Honestly, I thought this would be some form of alternative or progressive rock based on the band name and cover. But it turns out it is female fronted heavy metal. They tend to blend in some progressive metal parts with some commercial metal parts in many songs. For example, the first track has guitar riffs and playing that leans progressive metal, while the verses definitely have a commercial metal style (guitar drops out while a plodding bass/drum mixture comes to the front). If you were to tell me that the guitarist was a huge Queensryche fan, while the main songwriter was a commercial metal fan, I would believe it. It’s a mixture that works well.

Igniter – Fall of the Nation

Fall of the Nation
1996 (no label)
San Antonio, Texas, USA

Mike Better – Vocals
James Martinez – Guitars
Michael Travieso – Guitars
Steve Valdez – Bass
Ron Travieso – Drums, percussion

Side 1:

  1. Psalms 91
  2. Heaven’s Gate
  3. Where Do We Go From Here
  4. Fall of the Nation
  5. Rose of Sharon

Side 2:

  1. Call to Love
  2. Holy Flame
  3. Black Widow
  4. Dominion

Back in the mid-90s, after the Great Grunge Onslaught, few bands were out there doing full on heavy metal. There were several metal bands around, but so many were going nu-metal, grunge, ____core, etc. Most were calling it quits. So it was interesting to hear Igniter raising the heavy metal banner without shame in 1996. No real hints of grunge/nu/core here. Lots of traditional metal, power metal, commercial metal, and neo-classical metal. San Antonio was a mecca of heavy metal back in the day, and it looks like “the day” lasted well after the 80s for some bands.
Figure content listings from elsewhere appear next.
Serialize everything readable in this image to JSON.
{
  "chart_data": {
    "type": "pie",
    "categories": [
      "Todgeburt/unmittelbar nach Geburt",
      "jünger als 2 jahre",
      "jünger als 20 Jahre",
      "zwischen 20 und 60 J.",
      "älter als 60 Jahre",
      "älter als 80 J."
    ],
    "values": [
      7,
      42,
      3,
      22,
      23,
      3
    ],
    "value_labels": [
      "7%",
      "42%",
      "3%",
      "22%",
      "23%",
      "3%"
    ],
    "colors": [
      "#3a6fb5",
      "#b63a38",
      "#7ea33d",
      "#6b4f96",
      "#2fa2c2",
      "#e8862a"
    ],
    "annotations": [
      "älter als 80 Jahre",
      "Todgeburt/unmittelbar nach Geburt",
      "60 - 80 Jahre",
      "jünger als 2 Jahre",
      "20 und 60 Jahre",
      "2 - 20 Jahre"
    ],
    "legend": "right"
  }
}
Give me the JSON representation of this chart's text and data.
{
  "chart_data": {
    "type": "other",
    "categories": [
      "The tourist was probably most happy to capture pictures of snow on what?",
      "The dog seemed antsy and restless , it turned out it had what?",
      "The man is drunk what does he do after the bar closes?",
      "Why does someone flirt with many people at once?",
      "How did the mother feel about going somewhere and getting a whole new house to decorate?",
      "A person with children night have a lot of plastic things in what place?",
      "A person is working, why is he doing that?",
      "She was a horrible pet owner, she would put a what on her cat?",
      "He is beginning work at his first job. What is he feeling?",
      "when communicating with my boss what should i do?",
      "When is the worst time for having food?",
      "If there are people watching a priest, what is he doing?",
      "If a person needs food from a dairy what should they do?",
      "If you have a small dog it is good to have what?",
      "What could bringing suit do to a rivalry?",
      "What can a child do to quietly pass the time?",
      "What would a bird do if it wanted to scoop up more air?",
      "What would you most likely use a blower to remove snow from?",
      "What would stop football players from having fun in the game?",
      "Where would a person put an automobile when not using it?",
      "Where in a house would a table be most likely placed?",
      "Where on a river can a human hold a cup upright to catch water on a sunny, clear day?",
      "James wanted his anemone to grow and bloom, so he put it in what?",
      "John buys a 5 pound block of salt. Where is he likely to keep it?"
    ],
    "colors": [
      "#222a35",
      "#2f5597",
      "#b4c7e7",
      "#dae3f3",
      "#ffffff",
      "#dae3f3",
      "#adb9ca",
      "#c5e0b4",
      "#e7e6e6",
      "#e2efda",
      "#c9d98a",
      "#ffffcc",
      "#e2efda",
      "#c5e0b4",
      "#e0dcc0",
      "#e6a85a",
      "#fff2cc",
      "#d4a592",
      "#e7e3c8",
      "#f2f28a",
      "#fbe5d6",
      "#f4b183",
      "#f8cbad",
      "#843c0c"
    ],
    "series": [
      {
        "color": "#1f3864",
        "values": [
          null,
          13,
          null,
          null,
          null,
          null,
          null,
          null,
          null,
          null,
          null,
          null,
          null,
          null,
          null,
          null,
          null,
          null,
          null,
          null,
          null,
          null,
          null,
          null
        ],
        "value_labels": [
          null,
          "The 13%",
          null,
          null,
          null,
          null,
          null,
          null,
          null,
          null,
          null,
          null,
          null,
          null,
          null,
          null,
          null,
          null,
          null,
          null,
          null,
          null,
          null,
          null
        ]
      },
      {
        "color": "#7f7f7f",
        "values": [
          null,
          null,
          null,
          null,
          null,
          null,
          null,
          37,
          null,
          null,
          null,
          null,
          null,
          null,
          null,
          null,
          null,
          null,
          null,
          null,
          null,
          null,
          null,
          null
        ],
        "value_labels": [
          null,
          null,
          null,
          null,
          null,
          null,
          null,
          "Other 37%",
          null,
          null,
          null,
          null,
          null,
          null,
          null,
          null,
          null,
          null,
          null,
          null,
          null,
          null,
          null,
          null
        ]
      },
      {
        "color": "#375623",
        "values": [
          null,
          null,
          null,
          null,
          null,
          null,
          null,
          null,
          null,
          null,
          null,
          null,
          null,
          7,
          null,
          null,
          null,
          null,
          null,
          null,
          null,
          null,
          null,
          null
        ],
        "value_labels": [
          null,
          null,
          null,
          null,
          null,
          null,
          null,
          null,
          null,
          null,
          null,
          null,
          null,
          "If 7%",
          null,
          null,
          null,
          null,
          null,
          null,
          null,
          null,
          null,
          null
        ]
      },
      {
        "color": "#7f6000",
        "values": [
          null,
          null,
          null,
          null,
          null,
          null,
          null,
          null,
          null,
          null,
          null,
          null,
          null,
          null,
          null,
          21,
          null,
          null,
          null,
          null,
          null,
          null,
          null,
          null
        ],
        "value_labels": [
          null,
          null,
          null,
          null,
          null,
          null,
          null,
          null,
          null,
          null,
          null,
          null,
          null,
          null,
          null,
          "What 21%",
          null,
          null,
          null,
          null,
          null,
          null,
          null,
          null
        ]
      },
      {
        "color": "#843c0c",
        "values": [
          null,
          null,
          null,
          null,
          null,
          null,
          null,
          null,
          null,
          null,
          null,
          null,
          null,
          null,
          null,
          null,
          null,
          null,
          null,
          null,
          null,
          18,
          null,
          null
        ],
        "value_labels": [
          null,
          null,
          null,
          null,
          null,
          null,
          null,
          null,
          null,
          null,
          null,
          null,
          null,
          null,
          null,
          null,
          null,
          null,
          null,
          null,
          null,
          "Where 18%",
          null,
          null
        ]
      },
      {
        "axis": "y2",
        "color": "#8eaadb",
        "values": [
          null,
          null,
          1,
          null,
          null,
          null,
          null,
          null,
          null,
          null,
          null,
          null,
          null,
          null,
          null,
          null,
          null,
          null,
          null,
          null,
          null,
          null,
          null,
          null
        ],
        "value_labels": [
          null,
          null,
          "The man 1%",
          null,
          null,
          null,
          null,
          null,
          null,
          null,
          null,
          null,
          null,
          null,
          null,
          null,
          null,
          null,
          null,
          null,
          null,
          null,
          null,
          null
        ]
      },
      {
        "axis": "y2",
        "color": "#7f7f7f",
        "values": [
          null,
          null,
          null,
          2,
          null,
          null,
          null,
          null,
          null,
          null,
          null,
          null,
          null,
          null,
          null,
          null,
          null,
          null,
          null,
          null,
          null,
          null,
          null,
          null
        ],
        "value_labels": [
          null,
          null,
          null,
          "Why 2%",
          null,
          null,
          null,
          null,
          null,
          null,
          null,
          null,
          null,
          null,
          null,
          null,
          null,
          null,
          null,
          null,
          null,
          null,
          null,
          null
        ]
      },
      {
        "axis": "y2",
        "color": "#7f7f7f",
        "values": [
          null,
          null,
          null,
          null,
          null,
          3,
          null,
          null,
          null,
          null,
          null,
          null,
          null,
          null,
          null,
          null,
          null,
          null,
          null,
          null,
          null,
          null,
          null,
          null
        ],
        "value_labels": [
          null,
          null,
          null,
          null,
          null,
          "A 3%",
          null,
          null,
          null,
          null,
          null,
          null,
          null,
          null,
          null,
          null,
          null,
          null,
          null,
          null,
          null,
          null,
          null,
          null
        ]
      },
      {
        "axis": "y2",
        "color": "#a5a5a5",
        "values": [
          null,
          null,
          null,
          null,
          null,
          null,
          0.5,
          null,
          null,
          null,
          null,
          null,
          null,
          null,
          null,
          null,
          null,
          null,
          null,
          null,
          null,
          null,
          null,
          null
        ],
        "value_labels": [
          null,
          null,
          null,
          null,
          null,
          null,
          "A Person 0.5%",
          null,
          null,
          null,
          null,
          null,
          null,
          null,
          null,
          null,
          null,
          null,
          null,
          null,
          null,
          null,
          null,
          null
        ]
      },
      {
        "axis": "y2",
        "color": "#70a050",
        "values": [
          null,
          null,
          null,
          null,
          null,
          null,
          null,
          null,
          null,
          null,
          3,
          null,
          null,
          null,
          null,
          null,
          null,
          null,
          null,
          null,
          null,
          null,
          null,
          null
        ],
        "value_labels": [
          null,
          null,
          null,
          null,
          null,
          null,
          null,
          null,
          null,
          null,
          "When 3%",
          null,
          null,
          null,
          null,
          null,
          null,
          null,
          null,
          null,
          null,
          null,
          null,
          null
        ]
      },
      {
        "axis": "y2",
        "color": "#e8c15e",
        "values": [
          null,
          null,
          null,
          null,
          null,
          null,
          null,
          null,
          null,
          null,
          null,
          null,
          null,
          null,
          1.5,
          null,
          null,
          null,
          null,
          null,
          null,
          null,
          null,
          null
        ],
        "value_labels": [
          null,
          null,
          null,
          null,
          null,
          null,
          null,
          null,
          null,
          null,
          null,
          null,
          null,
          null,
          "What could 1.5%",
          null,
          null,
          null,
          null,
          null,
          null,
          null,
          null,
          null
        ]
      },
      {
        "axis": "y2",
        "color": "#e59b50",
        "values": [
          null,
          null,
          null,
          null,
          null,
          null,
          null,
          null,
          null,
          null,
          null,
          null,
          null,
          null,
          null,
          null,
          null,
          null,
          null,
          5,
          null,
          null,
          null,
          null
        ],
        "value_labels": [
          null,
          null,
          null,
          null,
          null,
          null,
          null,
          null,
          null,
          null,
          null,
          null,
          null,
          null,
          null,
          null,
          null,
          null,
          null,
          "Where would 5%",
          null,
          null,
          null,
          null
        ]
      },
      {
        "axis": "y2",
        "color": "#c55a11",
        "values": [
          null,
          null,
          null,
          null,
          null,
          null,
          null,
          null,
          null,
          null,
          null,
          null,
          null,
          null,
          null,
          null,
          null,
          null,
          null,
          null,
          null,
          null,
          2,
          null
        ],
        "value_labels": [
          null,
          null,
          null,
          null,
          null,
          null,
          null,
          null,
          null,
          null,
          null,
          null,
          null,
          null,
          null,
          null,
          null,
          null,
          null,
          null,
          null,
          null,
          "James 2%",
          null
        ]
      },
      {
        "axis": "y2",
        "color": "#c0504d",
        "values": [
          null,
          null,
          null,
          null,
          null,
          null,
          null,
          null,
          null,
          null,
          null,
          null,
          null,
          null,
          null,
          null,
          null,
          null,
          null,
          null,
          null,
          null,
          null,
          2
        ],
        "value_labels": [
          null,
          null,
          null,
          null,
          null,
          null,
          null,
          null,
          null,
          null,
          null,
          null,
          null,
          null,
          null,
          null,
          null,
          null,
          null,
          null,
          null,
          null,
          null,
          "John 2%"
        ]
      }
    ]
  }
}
Lesser demo tapes than this one have become legends in the underground metal circles online.

Paragon – Dead and Alive


Dead and Alive
1988 (no label)
Kingston, Washington, USA

Jeff Schronce – Guitar, vocals
Rod Banach – Bass
Paul Roraback – Drums

  1. Forsake All
  2. Roche De Ballade
  3. Give Him Glory
  4. Dead and Alive
  5. Heaven Metal

So this is the second demo (that I know of) from Paragon, a good 4 years or so after their Just Believe demo in 1988. Its hard to believe they went four years without another demo, but it could be so. The sound is also basically four plus years of musical evolution from 1984 – there are still some prog influences, but it seems they have shifted a bit from the traditional metal influences that were the rage in 1984 to a bit more of a commercial metal sound that was more popular in 1988. Paul Roraback went on to form Grammatrain after this, while Jeff Schronce formed a band called Thresh.

Destiny – Destiny

1993 (no label)

Juli Gort – Guitar
Jeff Morgan – Bass
Erik DeBower – Drums

  1. Road Kill
  2. Sleepwalkin’
  3. Voodoo Shillelagh

You know its true shred metal when you get a list of all of the equipment that each band member endorses/uses. But they left off details about how to contact them if you liked the demo. Doh! Oh well, a lot of bands did that. Instrumental shred metal tends to lean towards either jazz or neo-classical metal in extreme ways that end up only being enjoyable by other guitar players. Destiny was a band that went the Jeff Scheetz route of mixing some neo-classical metal with some jazz while still keeping the songs firmly in the commercial metal zone that most non-guitar players could enjoy. The jaw dropping guitar wizardry is still there, along with impressive backing instrumentation on bass and drums, they just made sure not to sacrifice songwriting for shred.

The Choice – On Solid Rock We Stand

The Choice
On Solid Rock We Stand
1990 (no label)


  1. Gotta Get Out
  2. If You Love Me
  3. Quality of Love

I grabbed this one because I thought “The Choice” sounded alternative. Then I saw “The Choice Band” on the cover and thought “uh, oh… sounds like cheesy CCM rock?” Turns out, this is pretty heavy epic traditional/power metal. This type of metal was kind of out of style in 1990, but there were some bands still doing it. And like I have said, 30-ish years later, that really doesn’t matter. These guys could rock out. Not much information except what is on the j-card pictured above.

Missing Information: Who was in the band?